Currently, of the original 1,930 new gTLD applications, 125 have been withdrawn but only two or three have been rejected.
GCC’s .gcc and DotConnectAfrica’s .africa are both “Not Approved” while Nameshop’s .idn failed to pass its applicant support program tests and seems to have been put aside for this round.
But there are at least 22 active applications that are due to be hit with the ban hammer, by my reckoning. That’s not including those that may be killed off by Governmental Advisory Committee advice.
First, there are seven bids (so far) that have failed Community Objections or Legal Rights Objections filed against them, or have lost String Confusion Objections filed by existing TLD operators.
Applications such as Ralph Lauren’s .polo, Dish DBS’ .direct and Demand Media’s .cam have fallen foul of these three objection types, respectively.
Under the Applicant Guidebook rules, these applications are not allowed to proceed.
There are also 10 active applications for .home and five for .corp, two gTLD strings ICANN has said it will not approve due to their substantially higher risk of causing name collisions.

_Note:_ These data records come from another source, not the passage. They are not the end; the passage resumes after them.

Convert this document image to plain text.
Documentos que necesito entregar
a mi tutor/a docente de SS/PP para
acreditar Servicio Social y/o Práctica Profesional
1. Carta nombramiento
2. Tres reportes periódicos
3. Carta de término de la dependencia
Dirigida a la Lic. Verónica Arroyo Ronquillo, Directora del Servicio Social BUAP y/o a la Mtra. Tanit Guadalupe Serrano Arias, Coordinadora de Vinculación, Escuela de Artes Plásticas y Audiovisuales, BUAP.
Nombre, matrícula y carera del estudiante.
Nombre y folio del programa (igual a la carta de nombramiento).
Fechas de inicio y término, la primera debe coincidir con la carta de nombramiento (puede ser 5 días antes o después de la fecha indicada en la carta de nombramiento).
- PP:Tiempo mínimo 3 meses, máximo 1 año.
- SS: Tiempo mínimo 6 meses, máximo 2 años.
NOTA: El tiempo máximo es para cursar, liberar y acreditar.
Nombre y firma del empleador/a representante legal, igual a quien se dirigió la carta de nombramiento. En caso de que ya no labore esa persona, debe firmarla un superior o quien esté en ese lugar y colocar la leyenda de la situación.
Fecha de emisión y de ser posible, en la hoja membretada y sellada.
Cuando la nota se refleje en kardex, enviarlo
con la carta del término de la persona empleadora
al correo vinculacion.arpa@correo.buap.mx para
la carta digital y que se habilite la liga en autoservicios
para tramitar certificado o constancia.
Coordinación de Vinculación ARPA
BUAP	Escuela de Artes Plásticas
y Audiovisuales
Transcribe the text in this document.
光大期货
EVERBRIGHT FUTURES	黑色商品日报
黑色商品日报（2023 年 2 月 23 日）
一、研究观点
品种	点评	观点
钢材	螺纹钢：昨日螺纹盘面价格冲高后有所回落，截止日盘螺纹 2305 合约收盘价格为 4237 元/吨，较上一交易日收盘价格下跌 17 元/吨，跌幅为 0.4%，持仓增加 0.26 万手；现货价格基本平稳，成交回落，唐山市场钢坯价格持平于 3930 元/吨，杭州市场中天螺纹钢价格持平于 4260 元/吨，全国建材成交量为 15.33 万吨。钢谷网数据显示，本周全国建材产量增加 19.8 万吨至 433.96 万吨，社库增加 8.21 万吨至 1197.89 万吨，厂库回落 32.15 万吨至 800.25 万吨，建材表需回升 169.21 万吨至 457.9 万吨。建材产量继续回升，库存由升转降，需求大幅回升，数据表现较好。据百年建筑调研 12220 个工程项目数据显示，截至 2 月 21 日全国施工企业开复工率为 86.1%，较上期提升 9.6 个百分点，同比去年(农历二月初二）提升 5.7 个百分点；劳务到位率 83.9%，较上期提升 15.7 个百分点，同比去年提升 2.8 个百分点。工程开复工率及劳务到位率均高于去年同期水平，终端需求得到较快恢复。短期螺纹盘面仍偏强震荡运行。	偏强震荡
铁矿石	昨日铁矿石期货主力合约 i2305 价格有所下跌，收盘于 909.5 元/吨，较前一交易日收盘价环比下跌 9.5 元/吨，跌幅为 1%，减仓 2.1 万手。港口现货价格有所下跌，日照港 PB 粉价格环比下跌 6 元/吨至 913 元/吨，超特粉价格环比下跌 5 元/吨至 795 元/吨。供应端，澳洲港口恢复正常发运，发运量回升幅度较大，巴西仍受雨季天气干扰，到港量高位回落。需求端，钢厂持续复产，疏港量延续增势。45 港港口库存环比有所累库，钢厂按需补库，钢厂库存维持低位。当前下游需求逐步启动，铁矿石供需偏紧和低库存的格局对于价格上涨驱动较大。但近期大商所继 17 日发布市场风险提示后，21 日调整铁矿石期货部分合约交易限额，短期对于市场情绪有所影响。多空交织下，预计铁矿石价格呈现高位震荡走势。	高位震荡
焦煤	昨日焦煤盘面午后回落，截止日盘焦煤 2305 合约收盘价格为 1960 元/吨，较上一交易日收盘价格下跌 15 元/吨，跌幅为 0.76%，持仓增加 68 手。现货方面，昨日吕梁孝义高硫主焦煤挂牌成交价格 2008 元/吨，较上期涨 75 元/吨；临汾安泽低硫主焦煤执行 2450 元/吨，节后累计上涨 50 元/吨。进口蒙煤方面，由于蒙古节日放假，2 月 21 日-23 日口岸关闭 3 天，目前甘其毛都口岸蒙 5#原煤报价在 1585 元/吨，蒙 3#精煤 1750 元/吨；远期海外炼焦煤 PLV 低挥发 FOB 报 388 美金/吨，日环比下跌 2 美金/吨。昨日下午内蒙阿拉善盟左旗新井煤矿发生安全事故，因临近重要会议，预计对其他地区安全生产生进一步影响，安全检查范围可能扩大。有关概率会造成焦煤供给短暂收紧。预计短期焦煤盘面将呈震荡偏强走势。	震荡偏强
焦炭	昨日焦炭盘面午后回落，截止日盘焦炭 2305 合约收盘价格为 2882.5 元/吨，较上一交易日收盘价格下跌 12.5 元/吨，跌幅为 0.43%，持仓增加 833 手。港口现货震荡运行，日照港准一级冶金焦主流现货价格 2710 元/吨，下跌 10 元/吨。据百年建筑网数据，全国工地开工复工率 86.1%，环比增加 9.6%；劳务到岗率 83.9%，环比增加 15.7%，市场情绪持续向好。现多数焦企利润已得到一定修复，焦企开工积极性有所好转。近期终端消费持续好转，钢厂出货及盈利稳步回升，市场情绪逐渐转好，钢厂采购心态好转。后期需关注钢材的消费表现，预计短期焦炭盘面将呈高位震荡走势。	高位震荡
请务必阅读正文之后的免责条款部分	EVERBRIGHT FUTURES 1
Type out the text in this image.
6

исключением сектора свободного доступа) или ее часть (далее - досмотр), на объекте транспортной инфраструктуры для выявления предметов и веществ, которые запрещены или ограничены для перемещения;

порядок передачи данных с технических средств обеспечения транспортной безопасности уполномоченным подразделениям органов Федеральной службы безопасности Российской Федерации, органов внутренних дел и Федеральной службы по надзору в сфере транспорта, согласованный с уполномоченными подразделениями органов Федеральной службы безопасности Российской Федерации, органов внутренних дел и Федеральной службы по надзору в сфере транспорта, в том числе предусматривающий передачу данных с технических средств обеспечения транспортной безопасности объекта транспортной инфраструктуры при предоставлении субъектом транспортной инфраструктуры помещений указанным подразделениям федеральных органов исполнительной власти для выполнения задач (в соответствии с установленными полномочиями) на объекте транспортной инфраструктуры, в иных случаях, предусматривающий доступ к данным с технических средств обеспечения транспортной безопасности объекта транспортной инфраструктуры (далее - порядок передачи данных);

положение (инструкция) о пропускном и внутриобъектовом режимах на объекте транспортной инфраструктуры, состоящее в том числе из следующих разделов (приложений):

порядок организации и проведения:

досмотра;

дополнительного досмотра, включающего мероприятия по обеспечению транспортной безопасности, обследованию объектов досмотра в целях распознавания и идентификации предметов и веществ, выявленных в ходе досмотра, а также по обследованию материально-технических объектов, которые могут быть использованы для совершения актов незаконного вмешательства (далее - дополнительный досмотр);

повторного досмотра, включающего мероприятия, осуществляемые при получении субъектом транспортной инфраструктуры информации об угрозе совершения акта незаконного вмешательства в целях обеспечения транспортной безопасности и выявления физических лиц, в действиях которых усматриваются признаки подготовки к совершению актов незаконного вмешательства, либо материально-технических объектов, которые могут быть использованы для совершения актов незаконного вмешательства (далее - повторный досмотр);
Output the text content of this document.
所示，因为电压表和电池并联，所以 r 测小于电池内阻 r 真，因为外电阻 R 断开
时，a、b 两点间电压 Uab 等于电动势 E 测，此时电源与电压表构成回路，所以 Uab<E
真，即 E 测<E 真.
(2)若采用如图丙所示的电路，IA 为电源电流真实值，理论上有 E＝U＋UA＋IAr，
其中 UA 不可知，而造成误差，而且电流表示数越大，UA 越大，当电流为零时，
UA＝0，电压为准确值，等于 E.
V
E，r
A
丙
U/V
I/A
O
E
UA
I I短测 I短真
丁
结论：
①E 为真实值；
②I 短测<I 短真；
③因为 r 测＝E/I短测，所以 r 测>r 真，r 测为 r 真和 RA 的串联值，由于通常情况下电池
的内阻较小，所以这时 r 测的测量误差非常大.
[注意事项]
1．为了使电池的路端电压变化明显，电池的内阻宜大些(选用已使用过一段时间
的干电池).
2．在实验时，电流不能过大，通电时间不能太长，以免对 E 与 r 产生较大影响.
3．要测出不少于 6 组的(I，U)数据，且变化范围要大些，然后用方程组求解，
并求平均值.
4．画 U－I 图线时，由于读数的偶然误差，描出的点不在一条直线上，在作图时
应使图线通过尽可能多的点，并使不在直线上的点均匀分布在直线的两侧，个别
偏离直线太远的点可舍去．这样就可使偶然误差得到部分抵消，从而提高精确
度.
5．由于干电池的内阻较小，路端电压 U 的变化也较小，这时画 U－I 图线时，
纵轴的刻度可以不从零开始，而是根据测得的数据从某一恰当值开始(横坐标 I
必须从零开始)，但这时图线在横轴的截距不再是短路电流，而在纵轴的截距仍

(Personally, I think these applicants should get full refunds — ICANN screwed up by not doing its homework on name collisions before opening the application window last year).
So far, ICANN seems to have been waiting for applicants to withdraw, rather than initiating a formal rejection.
But none of them actually have withdrawn.
The International Union of Architects, which won a Community Objection against Donuts over .architect in September, has noticed this too, and recently wrote to ICANN to find out what was going on.
Responding October 31, Generic Domains Division president Akram Atallah wrote (with my emphasis):
as a result of the objection determination, we have updated the status of the objection on the .ARCHITECT application to “Objector Prevailed” on the Objection Determinations page (http://newgtlds.icann.org/en/program-‐status/odr/determination) of the New gTLD microsite. Additionally, we will be updating the overall status of this application on the New gTLD microsite (https://gtldresult.icann.org/application-‐result/applicationstatus) pursuant to Section 22.214.171.124 of the Applicant Guidebook in the near future.
This suggests either a “Not Approved” status for .architect, or a new status we haven’t seen before, such as “Lost Objection”.
So could, for example, Demand Media’s .cam application be rejected? Demand lost a SCO filed by Verisign, but its two competitors for the string prevailed in virtually identical cases.
Would it be fair to reject one but not the others, without any kind of ICANN review or oversight?
Last week at the newdomains.org conference in Munich, I asked Atallah a question during a panel discussion about consistency in the new gTLD program, with reference to objections.
I was on stage and not taking notes, but my recollection is that he offered a not at all reluctant defense of subjectivity in panelists’ decision-making.
It was certainly my impression that ICANN is less troubled by inconsistent rulings than the applicants are.
In the .architect case, Atallah told the UIA that ICANN intends to implement objection rulings, writing:
ICANN will, of course, honor all panel decisions regarding objection determinations, unless directed to do otherwise by some action, for example, by virtue of Reconsideration Requests or other accountability mechanisms or action of the ICANN Board of Directors. To our knowledge, Spring Frostbite [Donuts] has not filed a Reconsideration Request or invoked an Independent Review Process with respect to this objection determination regarding the .ARCHITECT string.